The larger the company, the greater the scope for employing aggressive negotiation strategies. Indeed, some companies can circumnavigate the need for negotiations - the last crisis saw many famous examples of suppliers receiving letters outlining a 10% payment cut.
The current climate is made more challenging by a market that is seeing inflation in nearly all commodities. Indeed, many procurement professionals now experiencing the boot being on the other foot, with suppliers increasingly able to dictate terms with customers fighting tighter supplies of key input goods.
As the economic situation worsens, procurement's range of options is limited. For instance, the promise of future business is a lever that may be entirely absent from the buyer's toolbox.
In such circumstances, when commercial pressure may not be enough, buyers may opt for a 'softer' approach. It would be hoped that lower contract prices may be delivered by bringing businesses closer together.
The question for suppliers would be whether it would accept a buyer's move to forge a strategic relationship when it is financially struggling, especially if there is a history of aggressive negotiation and cost-cutting.
Procurement needs to ensure that strategic relationships are forged for the right reasons. Namely: clear commercial benefits of working closely either to innovate or improve productivity by close working. A concealed attempt to secure lower costs will scarcely be credible and set unrealistic expectations in a relationship.

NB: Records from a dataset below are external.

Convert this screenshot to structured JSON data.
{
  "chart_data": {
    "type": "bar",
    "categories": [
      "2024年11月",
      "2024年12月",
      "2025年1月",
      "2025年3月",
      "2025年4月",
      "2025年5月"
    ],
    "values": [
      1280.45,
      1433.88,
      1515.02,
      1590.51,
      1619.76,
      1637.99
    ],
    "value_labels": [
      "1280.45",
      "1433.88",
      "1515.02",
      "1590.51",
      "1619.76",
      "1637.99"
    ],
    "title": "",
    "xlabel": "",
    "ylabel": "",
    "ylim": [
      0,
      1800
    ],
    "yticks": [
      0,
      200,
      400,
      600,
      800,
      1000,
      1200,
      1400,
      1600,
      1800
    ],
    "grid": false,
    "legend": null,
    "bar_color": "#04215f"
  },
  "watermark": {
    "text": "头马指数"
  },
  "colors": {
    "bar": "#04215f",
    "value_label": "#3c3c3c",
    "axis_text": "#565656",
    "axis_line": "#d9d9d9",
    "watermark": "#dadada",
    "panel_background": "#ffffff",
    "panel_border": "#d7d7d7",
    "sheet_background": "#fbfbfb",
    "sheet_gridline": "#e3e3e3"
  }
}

There may be opportunities, however, for more vertical integration within a sector that is struggling more generally. It may be an opportune moment – if there is any available capital – to consider acquiring a supplier that is experiencing financial difficulties, but can add value to the organisation.
Aside from this more extreme measure, looking beyond the cost-reduction focus which may dominate procurement's concerns may deliver savings through indirect means – productivity gains, for instance.
The main barrier to these opportunities, however, is not their presence, but the mindset. Once a company experiences financial difficulties, this filters through the entire organisation, leading procurement to a myopic focus on cost. But, can buyers over look this and still take advantage of the opportunities?